We debated the best course of action and decided that, since the deer had probably been hanging there in a most awkward and unnatural position for quite some time, and was undoubtedly in shock, that perhaps a wait-and-see approach was the best course of action. Half an hour, the neighbor said, and he’d come back. If the deer was still incapacitated, he’d put it out of its misery.

That evening, I hoped the coyotes wouldn’t come and I listened for the gunshot. I pretended that it’d be all right; but I found out the next day that it wasn’t—the deer had been shot after all. Better than the alternative, still, and at least we gave the little buck a chance.

It was a sad event, but I wasn’t affected nearly as much as I thought I’d be. Just a humdrum “oh well, that’s a pity” when I heard the news before I turned back to devouring my sandwich. Emotional detachment, surprisingly, wasn’t all that hard, even as I held the wild animal in my hands and felt his frightened heartbeat through my glove and knew he would probably die.

And that emotional detachment will certainly serve me well in my chosen future profession. I read a touching essay on this very subject last week, and the other day a favorite professor accosted me in the hallway for a chat. In our conversation, she brought up how she had originally been a nursing student, but she had gladly given up on it when she discovered how easily affected she was by the misfortune of others. She’s not the kind of person, she said, who can shrug that kind of thing off lightly. She doesn’t know how doctors can deal with it, then come home and eat dinner with their families and talk and laugh about trivial matters. No, for her, plants are much safer and far less personal—and so now she teaches botany and is writing the first-ever field guide to Romanian plants.
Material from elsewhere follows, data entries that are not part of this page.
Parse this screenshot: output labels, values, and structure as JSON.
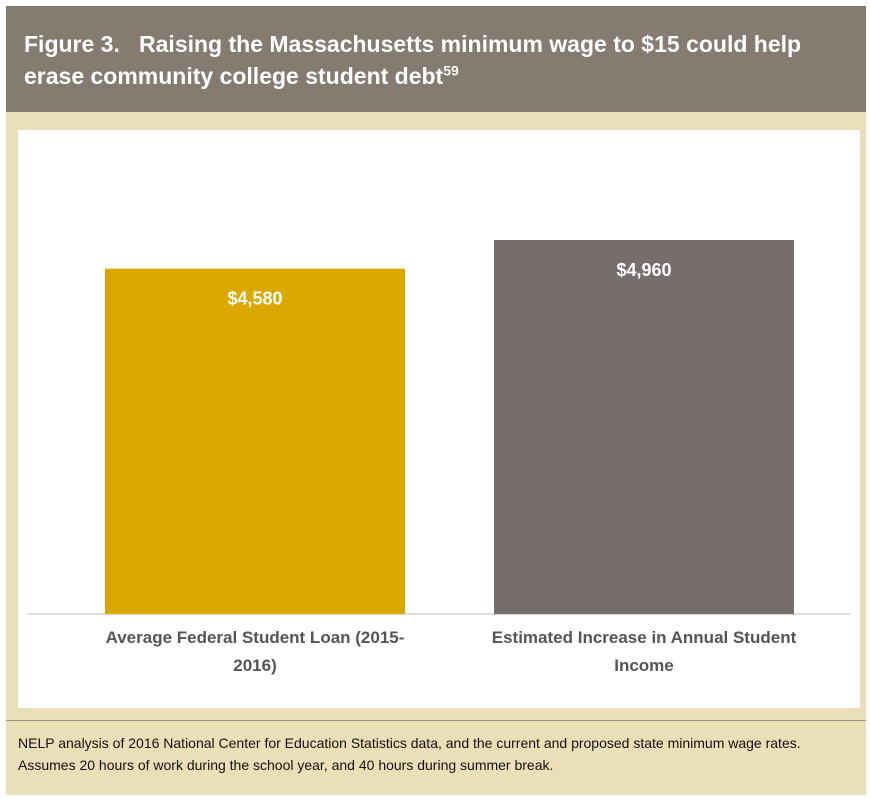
{
  "chart_data": {
    "type": "bar",
    "title": "Figure 3.   Raising the Massachusetts minimum wage to $15 could help erase community college student debt",
    "title_footnote": "59",
    "categories": [
      "Average Federal Student Loan (2015-2016)",
      "Estimated Increase in Annual Student Income"
    ],
    "values": [
      4580,
      4960
    ],
    "value_labels": [
      "$4,580",
      "$4,960"
    ],
    "colors": [
      "#dca800",
      "#756e6d"
    ],
    "note": "NELP analysis of 2016 National Center for Education Statistics data, and the current and proposed state minimum wage rates. Assumes 20 hours of work during the school year, and 40 hours during summer break."
  }
}
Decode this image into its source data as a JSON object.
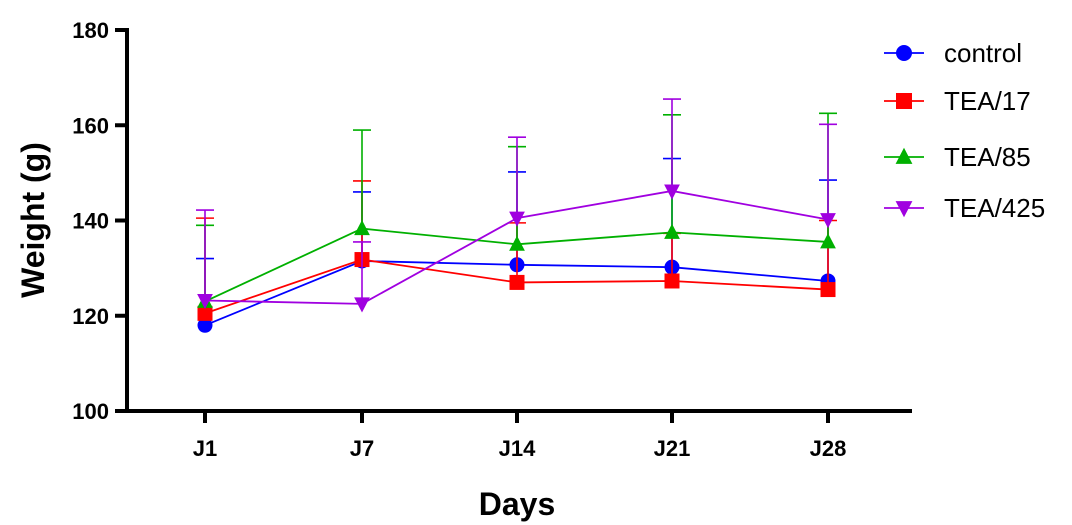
{
  "chart_data": {
    "type": "line",
    "xlabel": "Days",
    "ylabel": "Weight (g)",
    "categories": [
      "J1",
      "J7",
      "J14",
      "J21",
      "J28"
    ],
    "ylim": [
      100,
      180
    ],
    "yticks": [
      100,
      120,
      140,
      160,
      180
    ],
    "grid": false,
    "legend_position": "top-right",
    "error_bars": "upper only",
    "series": [
      {
        "name": "control",
        "color": "#0000ff",
        "marker": "circle",
        "values": [
          118,
          131.5,
          130.7,
          130.2,
          127.3
        ],
        "error": [
          14,
          14.5,
          19.5,
          22.8,
          21.2
        ]
      },
      {
        "name": "TEA/17",
        "color": "#ff0000",
        "marker": "square",
        "values": [
          120.5,
          131.8,
          127,
          127.3,
          125.5
        ],
        "error": [
          20,
          16.5,
          12.5,
          10,
          14.5
        ]
      },
      {
        "name": "TEA/85",
        "color": "#00b000",
        "marker": "triangle-up",
        "values": [
          123,
          138.3,
          135,
          137.5,
          135.5
        ],
        "error": [
          16,
          20.7,
          20.5,
          24.7,
          27
        ]
      },
      {
        "name": "TEA/425",
        "color": "#a000e0",
        "marker": "triangle-down",
        "values": [
          123.2,
          122.5,
          140.5,
          146.2,
          140.2
        ],
        "error": [
          19,
          13,
          17,
          19.3,
          20
        ]
      }
    ]
  }
}
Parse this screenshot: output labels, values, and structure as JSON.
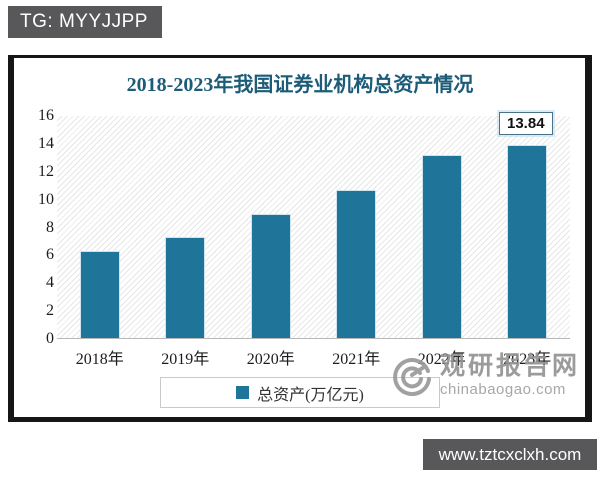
{
  "tag_box": {
    "label": "TG: MYYJJPP"
  },
  "url_box": {
    "label": "www.tztcxclxh.com"
  },
  "watermark": {
    "site_name": "观研报告网",
    "site_domain": "chinabaogao.com"
  },
  "chart_data": {
    "type": "bar",
    "title": "2018-2023年我国证券业机构总资产情况",
    "categories": [
      "2018年",
      "2019年",
      "2020年",
      "2021年",
      "2022年",
      "2023年"
    ],
    "values": [
      6.26,
      7.26,
      8.9,
      10.59,
      13.1,
      13.84
    ],
    "xlabel": "",
    "ylabel": "",
    "ylim": [
      0,
      16
    ],
    "yticks": [
      0,
      2,
      4,
      6,
      8,
      10,
      12,
      14,
      16
    ],
    "grid": false,
    "plot_background": "diagonal-hatch",
    "bar_color": "#1f7499",
    "legend": [
      "总资产(万亿元)"
    ],
    "legend_position": "bottom",
    "data_label": {
      "index": 5,
      "text": "13.84"
    }
  }
}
Something odd: Thursday night, while taking a shower, I suddenly had a rather vivid flashback to the day when we noticed, out of the blue and icy-cold day, that Shorty was sick and thus started on our tragic six month journey with the cancer-stricken horse. It’s not that I don’t think about him often, because I do—that little charcoal-colored pony meant a hell of a lot to me. But it was strange how a perfect image of that fateful day suddenly tumbled across my consciousness. Curious, I turned to my blog archives to look it up. And sure enough—thanks to coincidence or subconscious memory or divine interference—it was exactly one year from the discovery. But I still have to say that, one month in, 2010 is looking a whole lot better than 2009.

2 comments:

secret agent woman said...

It's funny to me how people can have necessary detachment for one field and not another. I originally wanted to be a child psychologist, but quickly discovered that I could not bear to send them back into their terrible situations at home. With my adult patients I can feel a great deal of empathy without letting it get in the way of my work or follow me home.

Mozart said...

What's odder--that we can turn it on and off, or that we ever have compassion/ emotional attachment/ empathy at all?